Le Burundi a franchi une nouvelle étape dans l’accès à la planification familiale en adoptant l’auto-injection du contraceptif féminin DMPA (acétate de médroxyprogestérone dépôt). Cette méthode, déjà utilisée depuis 2020 sous supervision, permet désormais aux femmes de s’administrer elles-mêmes leur contraception, renforçant ainsi leur autonomie tout en facilitant l’accès à la santé reproductive.
L’auto-injection du DMPA, connue sous le nom commercial Sayana Press, offre une alternative pratique qui réduit les contraintes liées aux déplacements et aux rendez-vous réguliers dans les centres de santé. Selon Ananie Ndacayisaba, directeur du Programme national de santé de la reproduction (PNSR), cette innovation s’inscrit dans un processus progressif : d’abord administrée par des professionnels, puis par des agents de santé communautaires, elle est désormais confiée aux femmes elles-mêmes après une formation adaptée. Ces dernières doivent réaliser un premier essai d’auto-injection sous supervision avant d’être autonomes pour les injections trimestrielles suivantes.
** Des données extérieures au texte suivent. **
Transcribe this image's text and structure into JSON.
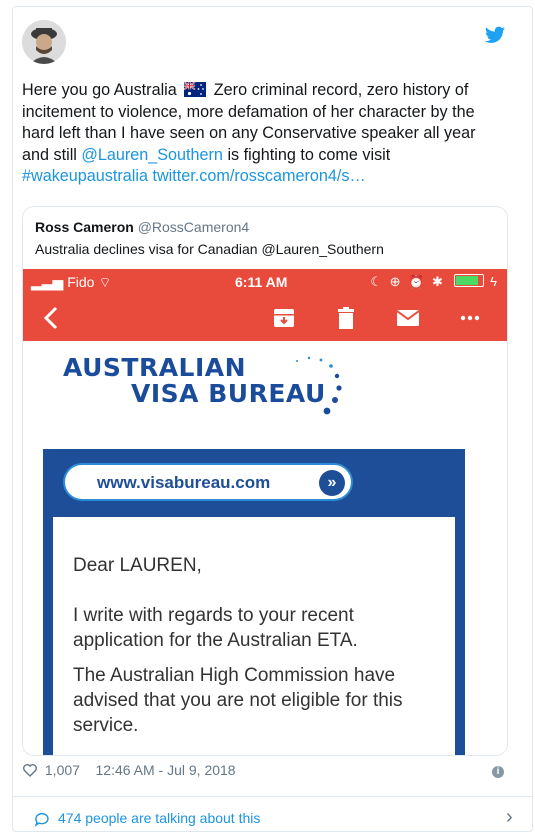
{
  "tweet": {
    "text_before": "Here you go Australia",
    "text_after": "Zero criminal record, zero history of incitement to violence, more defamation of her character by the hard left than I have seen on any Conservative speaker all year and still",
    "mention": "@Lauren_Southern",
    "text_after_mention": "is fighting to come visit",
    "hashtag": "#wakeupaustralia",
    "link": "twitter.com/rosscameron4/s…",
    "flag_icon": "australia-flag-icon",
    "likes": "1,007",
    "timestamp": "12:46 AM - Jul 9, 2018",
    "talking": "474 people are talking about this",
    "colors": {
      "link": "#1b95e0",
      "text": "#14171a",
      "muted": "#657786"
    }
  },
  "quoted": {
    "author_name": "Ross Cameron",
    "author_handle": "@RossCameron4",
    "text": "Australia declines visa for Canadian @Lauren_Southern"
  },
  "phone": {
    "carrier": "Fido",
    "time": "6:11 AM",
    "accent_color": "#e84b3c",
    "toolbar_icons": [
      "back-arrow-icon",
      "archive-icon",
      "trash-icon",
      "mail-icon",
      "more-icon"
    ]
  },
  "email": {
    "logo_line1": "AUSTRALIAN",
    "logo_line2": "VISA BUREAU",
    "url": "www.visabureau.com",
    "greeting": "Dear LAUREN,",
    "para1": "I write with regards to your recent application for the Australian ETA.",
    "para2": "The Australian High Commission have advised that you are not eligible for this service."
  }
}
Cette avancée s’inscrit dans un contexte où le Burundi cherche à améliorer ses indicateurs de santé reproductive. Le taux d’utilisation des contraceptifs est aujourd’hui de 28,8 %, avec des objectifs ambitieux de 60 % en 2040 et 85 % en 2060. Parallèlement, le pays vise à réduire son indice de fécondité, qui est actuellement de 5,5 enfants par femme, à 3 en 2040 et 2,5 en 2060. Le déploiement de cette méthode auto-administrée est pensé comme un levier clé pour atteindre ces objectifs en facilitant l’accès et l’acceptation des contraceptifs, notamment dans les zones rurales.
Au-delà de la dimension sanitaire, l’auto-injection marque une volonté politique de décentraliser les services de santé et d’autonomiser les femmes. Gloriose Ndayizeye, cadre au ministère de la Santé, souligne que ce dispositif diminue les barrières géographiques et socio-économiques, offrant aux femmes un contrôle accru sur leur santé reproductive. Cette approche vise aussi à alléger la pression sur les structures sanitaires, souvent surchargées, tout en garantissant une continuité des soins plus fluide.
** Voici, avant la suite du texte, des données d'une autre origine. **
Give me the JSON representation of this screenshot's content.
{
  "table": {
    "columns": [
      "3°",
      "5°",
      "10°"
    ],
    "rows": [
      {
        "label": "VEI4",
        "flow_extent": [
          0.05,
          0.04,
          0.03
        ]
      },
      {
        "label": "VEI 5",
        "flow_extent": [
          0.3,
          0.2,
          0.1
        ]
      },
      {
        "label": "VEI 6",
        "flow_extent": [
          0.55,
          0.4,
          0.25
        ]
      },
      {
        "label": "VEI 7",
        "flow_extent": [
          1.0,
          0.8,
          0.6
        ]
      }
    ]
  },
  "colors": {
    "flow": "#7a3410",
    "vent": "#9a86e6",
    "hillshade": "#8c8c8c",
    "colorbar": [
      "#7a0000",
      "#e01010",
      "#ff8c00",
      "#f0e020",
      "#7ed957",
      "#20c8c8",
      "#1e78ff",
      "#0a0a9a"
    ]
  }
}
Sur le terrain, les professionnels de santé salue cette innovation. Jeanne d’Arc Irakoze, infirmière à Gitega, rappelle que l’auto-injection réduit le nombre de consultations liées aux contraceptifs, libérant du temps pour d’autres soins urgents. Du côté des utilisatrices, l’expérience est tout aussi positive. Diane Nizerimana, mère de quatre enfants, témoigne d’un regain de sérénité depuis qu’elle utilise Sayana Press. « Avant, je craignais chaque rapport sexuel, aujourd’hui je me sens plus libre et sereine », confie-t-elle.
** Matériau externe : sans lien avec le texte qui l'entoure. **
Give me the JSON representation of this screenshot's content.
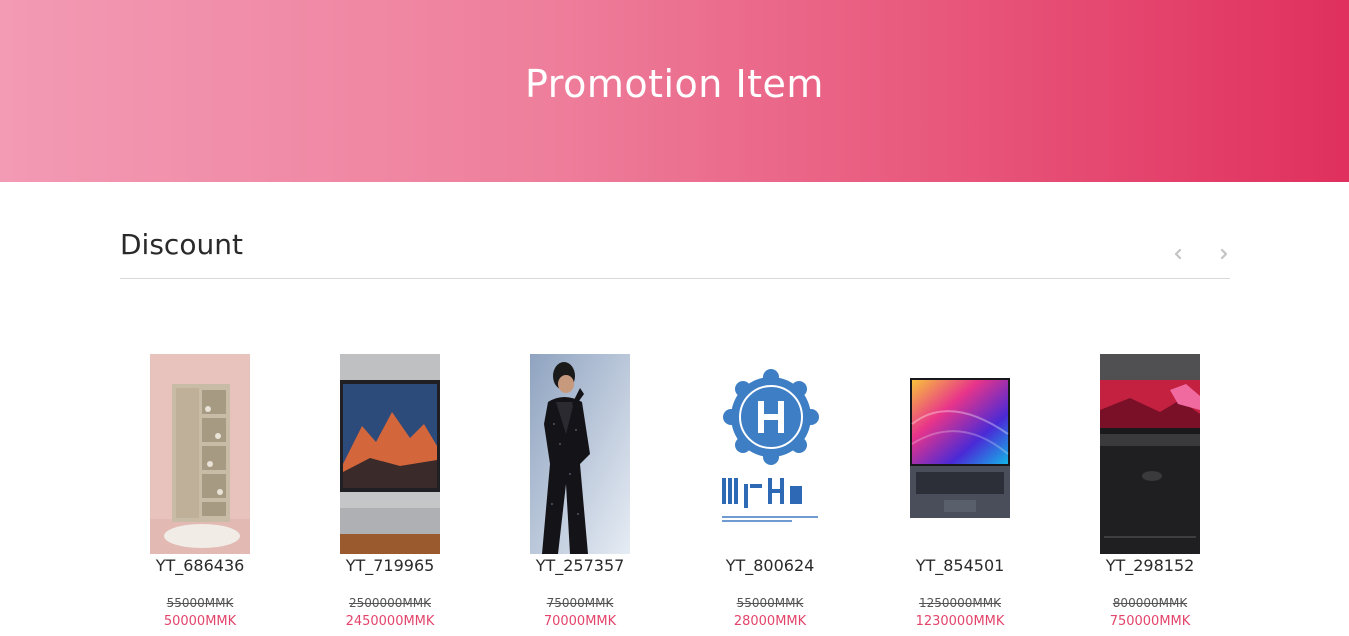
{
  "hero": {
    "title": "Promotion Item"
  },
  "section": {
    "title": "Discount",
    "prev_icon": "chevron-left-icon",
    "next_icon": "chevron-right-icon"
  },
  "colors": {
    "accent": "#e2456b",
    "hero_gradient_start": "#f39ab4",
    "hero_gradient_end": "#e0305d"
  },
  "items": [
    {
      "code": "YT_686436",
      "old_price": "55000MMK",
      "new_price": "50000MMK",
      "image": "wooden-cabinet-photo"
    },
    {
      "code": "YT_719965",
      "old_price": "2500000MMK",
      "new_price": "2450000MMK",
      "image": "macbook-laptop-photo"
    },
    {
      "code": "YT_257357",
      "old_price": "75000MMK",
      "new_price": "70000MMK",
      "image": "man-in-suit-photo"
    },
    {
      "code": "YT_800624",
      "old_price": "55000MMK",
      "new_price": "28000MMK",
      "image": "fluffy-hair-logo"
    },
    {
      "code": "YT_854501",
      "old_price": "1250000MMK",
      "new_price": "1230000MMK",
      "image": "colorful-laptop-photo"
    },
    {
      "code": "YT_298152",
      "old_price": "800000MMK",
      "new_price": "750000MMK",
      "image": "dark-laptop-photo"
    }
  ]
}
Après une phase pilote réussie, la généralisation de cette méthode va s’étendre progressivement à d’autres provinces. Toutefois, pour assurer son adoption à grande échelle, il faudra surmonter des défis culturels et renforcer l’information auprès des femmes. La réussite de cette innovation dépendra aussi de la capacité des autorités à accompagner ces changements dans un environnement souvent marqué par des résistances sociales.